I joined Smartsheet in February 2020, just four weeks before we started working from home. I joined the company because I was inspired by its vision of changing the way people work to make an impact on businesses, communities, the country and the world. I saw a direct correlation between my role in making Smartsheet relevant in the enterprise and that vision.

I have always been passionate about a transformation journey. What I did not anticipate was how the pandemic would shine the spotlight so clearly and brightly on the need to change the way people work. We not only had the opportunity to grow Smartsheet's business but, more importantly, COVID-19 created an opportunity for us to genuinely help where it was needed the most.

We saw an acceleration of our relevance in the enterprise and also in the impact of Smartsheet's strategy of empowering the workforce to work dynamically with a work management solution. In unifying collaboration, workflows and content management, companies used Smartsheet to help their employees be engaged, productive and agile as the business world pivoted to a fully remote work environment.

That said, our customers’ work — enabled by Smartsheet — was far more impactful. Our customers kept employees informed and safe with up-to-date HR resource hubs, managed blood tests to assist with COVID-related research and other testing, tracked protective equipment supplies and fittings, created new business processes to pivot from in-person transactions to online-only, reallocated resources to temporarily support new business motions like making masks or enabling online learning, evolved business processes for better customer experiences, and more. Our customers’ work truly makes a big difference in the world and that gives me purpose in my work every day.


// What are your thoughts on remote work processes in your organization? Will this trend continue even after the pandemic is over?


Much has been written about remote work continuing and being the new normal for many companies even after the pandemic. Ironically, given Smartsheet’s business as an enterprise work management platform solution, we were able to adapt and thrive in this remote environment probably better than most. 
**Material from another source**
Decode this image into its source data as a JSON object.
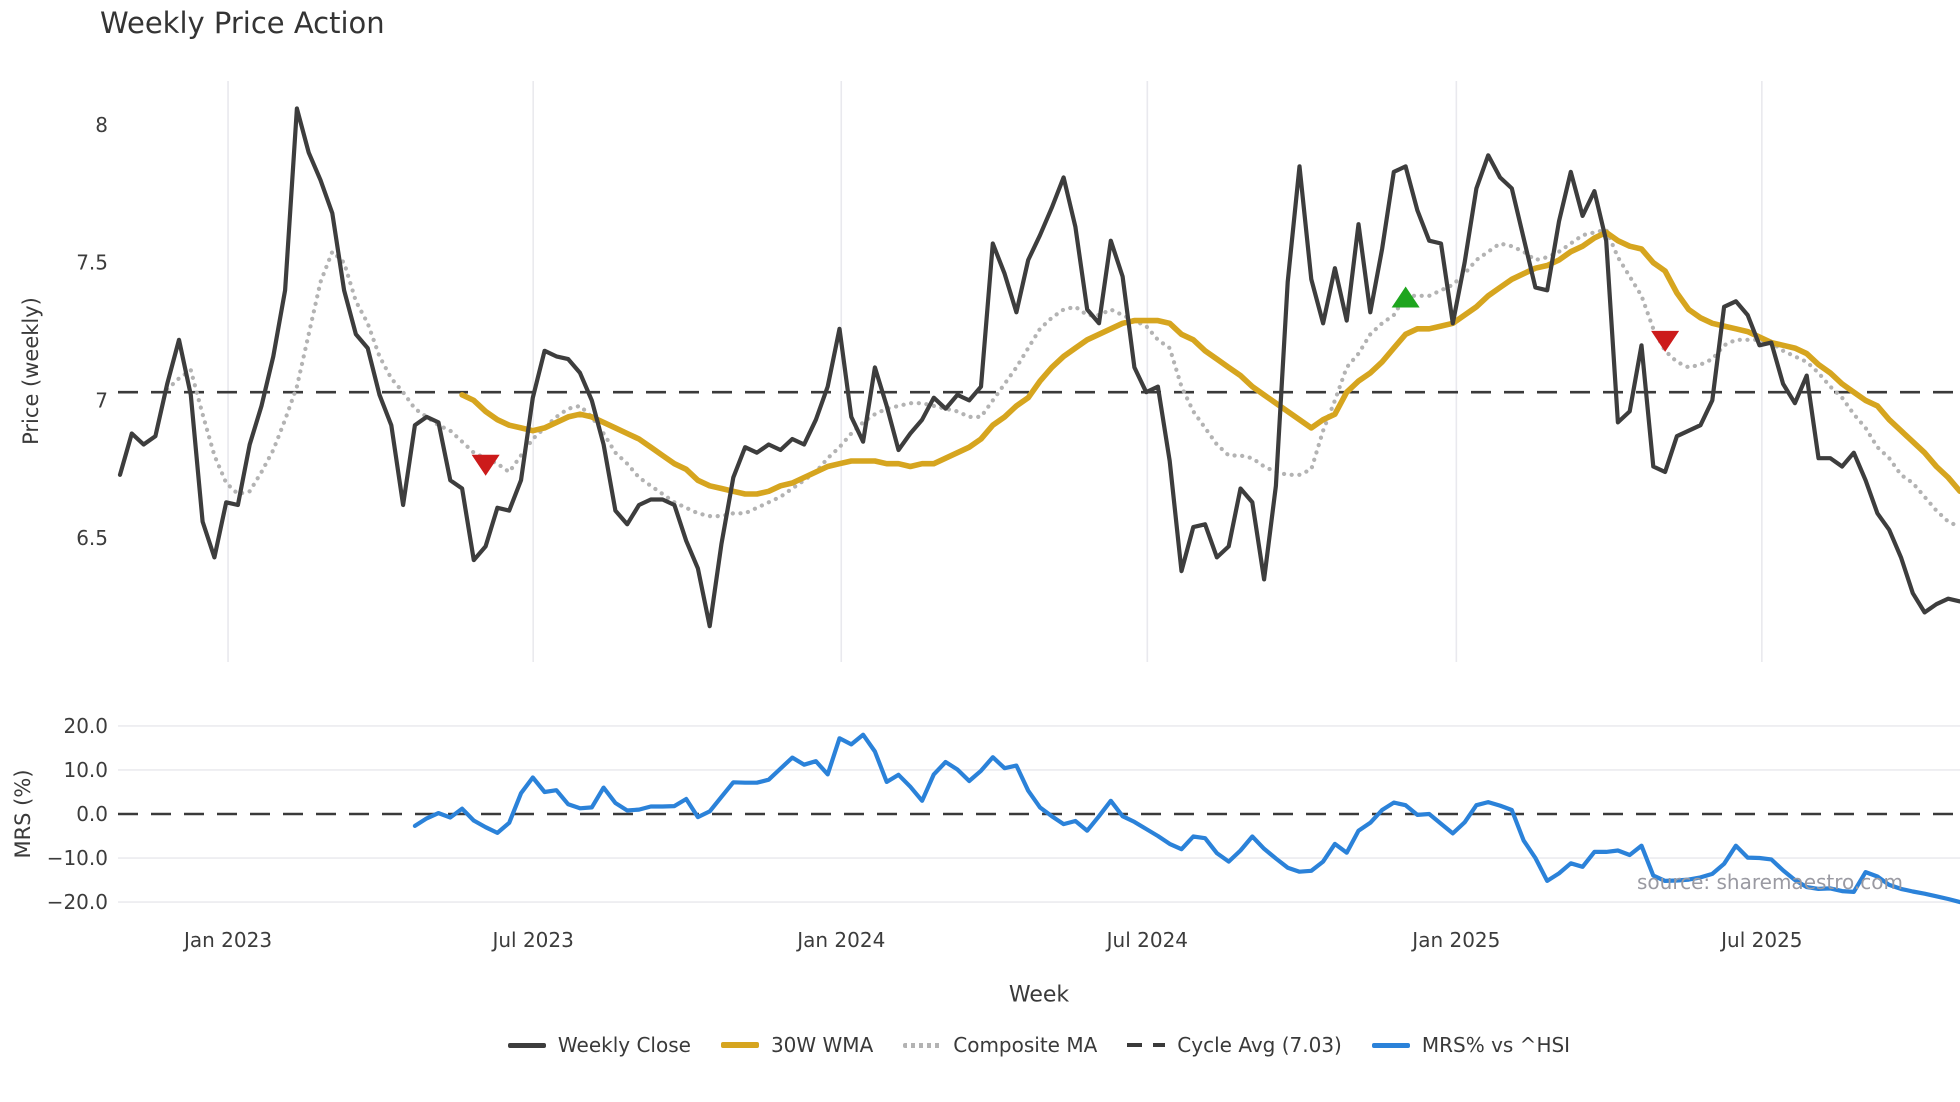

One of the biggest challenges for many organizations is that the way we work has changed but the tools we use to do the work and manage the work have not. To effectively compete, businesses must work dynamically. We need to simplify, streamline and integrate how work is initiated, managed and delivered by people and teams. That is at the core of what Smartsheet does. The future of work is about empowering individual users and teams to innovate as part of a dynamic workforce. This can help create action, initiate workflows and make an impact.


// If you could share one piece of advice with other women in the corporate world, what would it be?


Know that each one of us is a powerful being with the power to choose how we feel and control how much power we give others over us. We can lead with confidence, humility and compassion when we don’t let others bring us down, don’t allow someone’s opinion of us to determine our self-worth, don’t hold grudges, are not afraid of criticism or judgment, and we fear less and love more, especially ourselves.

I give myself the above advice as well and I work hard every day to do this. But it is easier said than done! I am super grateful to have the support of many to help me do this. In fact, this is an ongoing journey for me.